Manchester City boss Pep Guardiola reveals how he reacted to title rivals Liverpool scoring a late winner against Spurs.
Andy Hinchcliffe, the former England defender who scored the fifth goal in City’s 5-1 win against United in Sept 1989, played for the club during the bad old days, but he’s now witnessing the glory of Guardiola’s team. And he believes that not only can City do the Quadruple, they can also make it the norm.
“City have planned to be in the position they are now in,” Hinchcliffe told ESPN FC. “Over the past 10 years, they have built the club to dominate, from top to bottom, and with Guardiola in charge and the players they have recruited, it feels like we are now approaching a perfect storm of everything coming together.
“The way they play, with possession and pass-and-move as their key principles, is totally suited to dominate the modern game.

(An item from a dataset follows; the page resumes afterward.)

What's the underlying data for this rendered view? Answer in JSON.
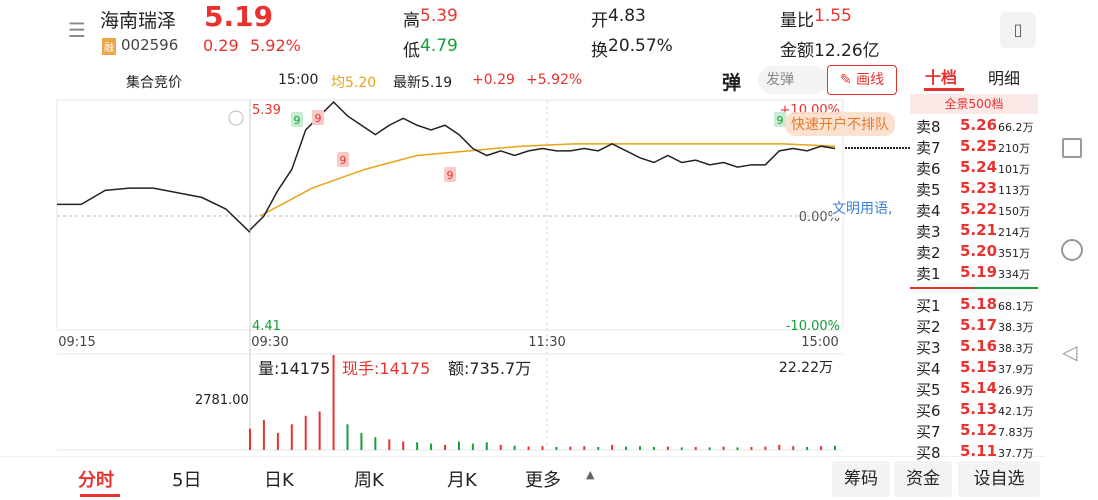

Even the pitches are in their favour, because every playing surface is now pristine and perfectly suited to the way they play. Their football seems effortless, and that is why I think they will do a domestic Treble: they are much more controlled than Liverpool in the league at the moment.
“In Europe, you can never legislate for a touch of genius from Messi or Cristiano Ronaldo in the Champions League, but I still believe City can do it and go on to dominate all they survey in the years ahead.”
Having played against United’s great team of the late-1990s, Hinchliffe is well placed to assess that side in comparison to the current City outfit, but he admits that everything would point towards City being the better side.
“You always played against United knowing they would give you a chance,” he said. “But City simply control every game they play. They dominate possession and create 10-15 clear chances each game. I believe they would wipe the floor with the United team from 1999 because United simply wouldn’t get hold of the ball!
“But this is what Guardiola has brought to City. When you watched Federer at his very best, he would beat opponents without even breaking sweat because he was so superior and so in control. That’s what City are starting to look like. If I was playing now, I wouldn’t know how to stop them.”
Brighton, hovering just above the relegation zone in the Premier League, can bring the Quadruple bid crashing down with a win at Wembley on Saturday but few expect them to do so. It may ultimately be a case of having to rely on the genius of Messi or Ronaldo to deny City a piece of history and sporting immortality, but as each game goes by, Guardiola and his players are getting to closer to it.